Il est des lieux où le temps semble suspendre son vol, où la lumière du Lot-et-Garonne ne se contente pas d’éclairer le paysage, mais le sublime. À quelques encablures de Marmande, le Domaine de Souliès abrite un secret bien gardé : la galerie Égrégore. Plus qu’une simple halte artistique, c’est une véritable respiration.
La magie opère dès l’arrivée. Une ancienne étable, réhabilitée avec justesse pour accueillir la création contemporaine. Point d’artifice, mais une authenticité brute. La nature environnante est une invitation à la déambulation et au détour d’un chêne ou sous la protection de pins tricentenaires, des sculptures surgissent. Derrière ces murs, la passion viscérale de Jean et Catherine Guérard.

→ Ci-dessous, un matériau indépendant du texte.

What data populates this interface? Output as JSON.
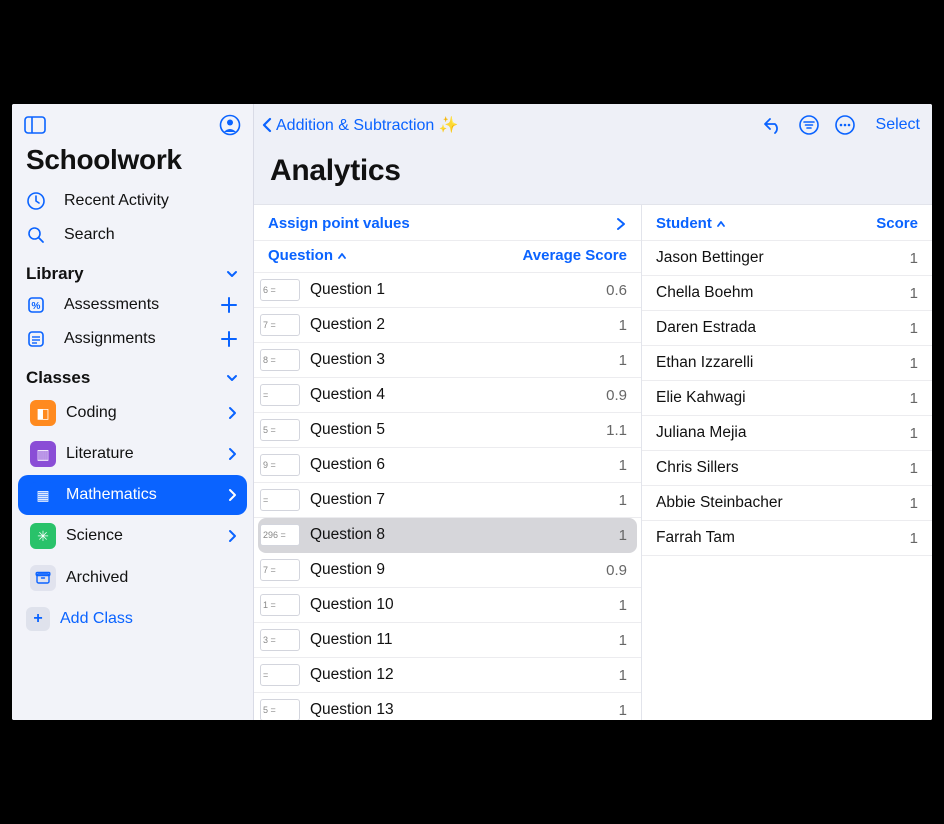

Cet été 2026, c’est au critique d’art Christian Noorbergen qu’ils ont demandé d’orchestrer une rencontre rare. Non pas une exposition de plus, mais une “réunion de famille” entre les galeristes, les artistes et les visiteurs. Et là une alchimie se crée. On vient chercher l' »Égrégore », cette mystérieuse union des esprits, loin des “outrances fabriquées de l’hyper modernité” comme l’écrit Noorbergen.
Les talents réunis traversent le temps, chacun inventant sa propre langue. Nous flânons et reflânons inlassablement à la rencontre de toute cette création inimaginable.

Avec Berg, on entre dans un monde crépusculaire. Sa peinture absorbe les contours, nous plongeant dans une « genèse enchantée » où flottent des visages d’une humanité absolue. Jephan de Villiers est le gardien des sous-bois. Ses créatures archaïques, façonnées avec les écorces et les mains de la terre, semblent veiller sur nous, nous ramenant à une langue oubliée par les hommes. Entre noir et blanc, l’art de Maurice Douard est celui du secret et de la compassion. Ses architectures habitées, en pleine tension mentale, nous offrent une prodigieuse hauteur de vue sur la condition humaine. Chez Isabelle Floch règne le mystère. Sur fond nocturne, des silhouettes apparaissent, fragiles et théâtrales. Ses peintures sont des miroirs de l’intime, explorant avec audace la complexité des âmes. « L’eau est le plancher des humains », nous dit Christian Kervoalen. Dans ses “espaces inhabités” le spectateur devient un errant, hypnotisé par une lumière implacable. Michel Kirch « jardinier d’âme » capture l’extase des corps devant l’immensité. Ses photographies, entre pierres anciennes et déserts, sont des invitations à l’ascèse et à la contemplation pure.
A noter également la présence de la céramiste Faezeh Afchary-Kord. Comme l’écrit Chantal Vérin dans l’article Quand la poésie rencontre la céramique « De beaux objets d’art, aériens et translucides, sortent de ses mains et de son imagination. »
Nous ne pouvons pas conclure cet article sans une pensée pour l’artiste atypique Rémi Trotereau qui vient de nous quitter. Les sculptures de cet ami intime de Jean Guérard vous accueillent à la galerie où elles ont trouvé un écrin unique et ses peintures vous bouleversent par leur beauté innommable.

Partir de la galerie Égrégore, c’est quitter un havre pour retrouver le monde avec un regard changé. On y vient pour la beauté du lieu, mais surtout pour ce sentiment précieux d’appartenir, le temps d’un après-midi, à cette grande famille d’amoureux de l’art.
Si vous passez par là, ne vous contentez pas d’entrer mais attardez-vous. Comme il est possible d’acquérir toutes les oeuvres présentées, vous repartirez peut-être avec un coup de coeur. Ainsi vous prolongerez votre plaisir, car ici, l’art ne se regarde pas uniquement, il se vit.